Mary loved crunching numbers, creating charts that tracked bluebird, swallow, wren, and chickadee nesting statistics. Using her nesting data one year, she concluded that local tree swallows consumed 1,000 pounds of insects each summer. Each nest record she collected was carefully written down and sent in to the Cornell Lab of Ornithology. According to Cornell, Mary submitted nearly 1,500 Mountain Bluebird records during a 30-year span. This, combined with the nesting data from Louis Moos and Lou Ann Harris, spans more than 50 years and is the richest dataset in one location for any bluebird species in North America.
Mary served as the coordinator of the SAS Bluebird Trail Project until 2009. She taught many of us how to handle and band the tiny bluebird and swallow nestlings, and how to catch the females in the box. It seemed a daunting task to us neophytes, but she taught with a steady hand and assuring voice.

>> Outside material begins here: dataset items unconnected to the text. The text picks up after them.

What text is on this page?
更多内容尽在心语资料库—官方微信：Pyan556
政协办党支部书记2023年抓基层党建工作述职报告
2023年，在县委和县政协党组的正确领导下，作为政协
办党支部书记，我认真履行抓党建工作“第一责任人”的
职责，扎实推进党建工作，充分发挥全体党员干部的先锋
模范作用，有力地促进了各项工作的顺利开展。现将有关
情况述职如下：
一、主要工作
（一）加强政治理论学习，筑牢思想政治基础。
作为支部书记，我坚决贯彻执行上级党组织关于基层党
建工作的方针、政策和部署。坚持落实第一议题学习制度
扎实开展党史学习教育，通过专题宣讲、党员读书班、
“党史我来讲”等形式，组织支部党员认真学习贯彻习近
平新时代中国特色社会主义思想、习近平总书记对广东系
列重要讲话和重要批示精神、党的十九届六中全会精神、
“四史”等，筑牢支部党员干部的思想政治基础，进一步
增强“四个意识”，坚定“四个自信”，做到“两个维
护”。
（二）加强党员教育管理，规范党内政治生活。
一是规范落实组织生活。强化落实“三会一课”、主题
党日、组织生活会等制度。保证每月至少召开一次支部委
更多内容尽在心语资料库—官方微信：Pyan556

In addition to participating in yearly Christmas Bird Counts, Mary was a field trip leader and a member of the SAS Board of Directors. She also taught natural history to chapter members.
We will continue to honor Mary’s work by maintaining and monitoring the many bluebird boxes that chapter members have installed through the years, and also continue to educate the public about how important and special wild birds are in our world.